Johns Hopkins Gazette: September 11, 1995

Physician Establishes Professorship

     Theodore Baramki, a specialist in women's reproductive
health at The Johns Hopkins Medical Institutions and Greater
Baltimore Medical Center, and his wife, Ingrid, have committed
$1.5 million to the School of Medicine to establish a
professorship in the Department of Gynecology and Obstetrics.

     The professorship is in reproductive endocrinology, which
focuses on women's reproductive health and includes assisted
reproductive technology such as in vitro fertilization.

     The endowment of the professorship is a leadership gift to
the Johns Hopkins Initiative, the $900 million campaign launched
last fall for The Johns Hopkins University and The Johns Hopkins
Hospital and Health System.

     The campaign, launched publicly in October 1994 and
scheduled to end in February 2000, has received commitments of
more than $386 million, nearly 44 percent of the overall goal.

     Commitments for endowments and capital needs, the primary
focus of the campaign, stand at nearly $271 million, almost 53
percent of the goal of $525 million in those areas. 

     A native of Palestine and a graduate of Cairo University
School of Medicine, Theodore Baramki was training at Augusta
Victoria Hospital in Jerusalem in 1958 when he met Richard W.
TeLinde, chairman of the Hopkins Department of Gynecology.  

     TeLinde urged the younger man to come to Hopkins for a
residency in his department.

     Baramki came to Hopkins in 1960 and, from 1964 to 1966, held
a fellowship under the renowned in vitro fertilization pioneers
Howard and Georgeanna Jones.

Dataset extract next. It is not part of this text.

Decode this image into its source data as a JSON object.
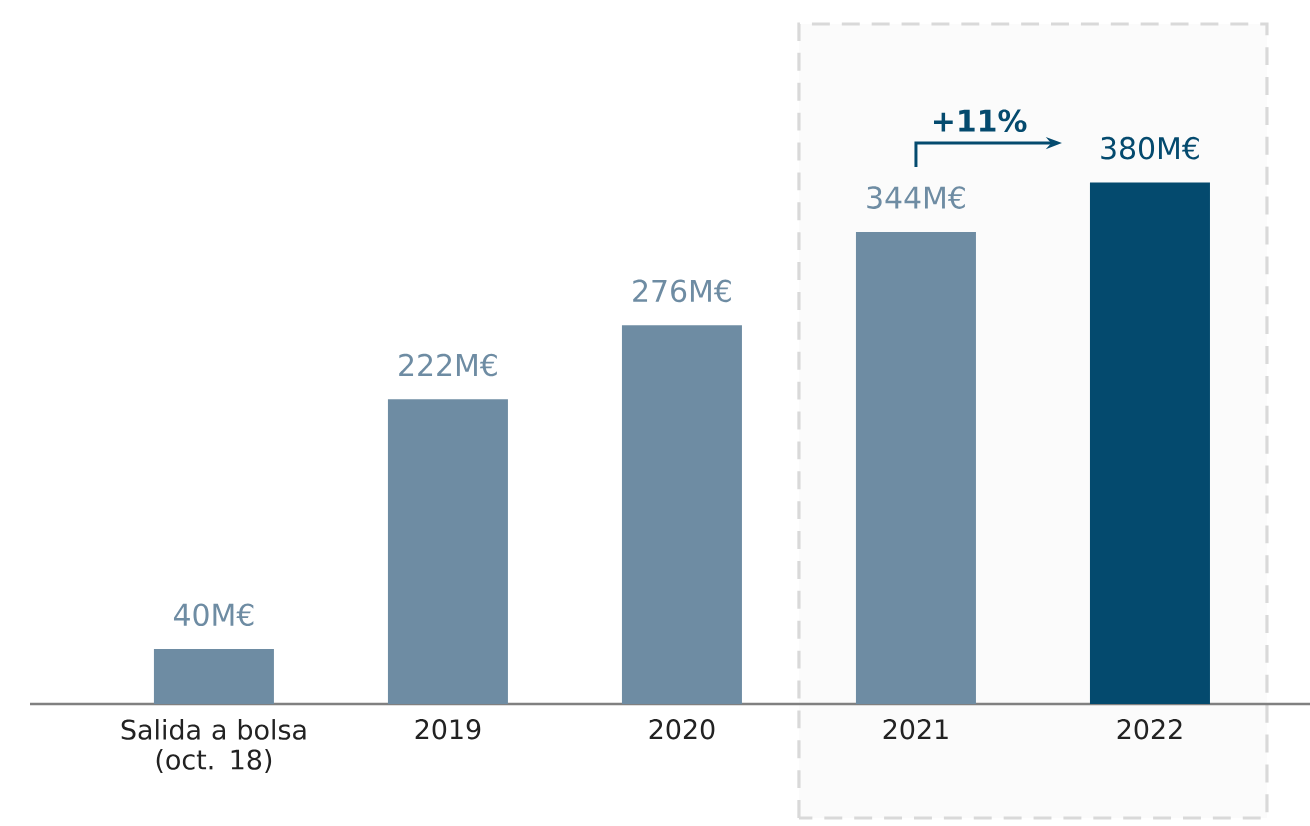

He then accepted a full-time
teaching appointment at Hopkins and has been on the faculty ever

     In 1969, he was named co-director of Johns Hopkins
Hospital's Prenatal Diagnostic Center, the first in the state.
Baramki was named head of the Division of Reproductive
Endocrinology at GBMC in 1978.

     In 1969, Baramki married Ingrid Ringe, a Fordham and
University of Maryland graduate he had met when she was serving a
residency in hospital pharmacy at Johns Hopkins. She began her
career at GBMC and served for 12 years as director of pharmacy
services at Sheppard Pratt Hospital.

     "It gives Ingrid and me great satisfaction to be able to
make this professorship possible," Baramki said. "It will
strengthen the Department of Gynecology and Obstetrics, further
its research, and benefit patients who come to Hopkins for help,
especially infertile couples."

     The first occupant of the Theodore and Ingrid Baramki
Professorship is Howard A. Zacur, director of the department's
Division of Reproductive Endocrinology.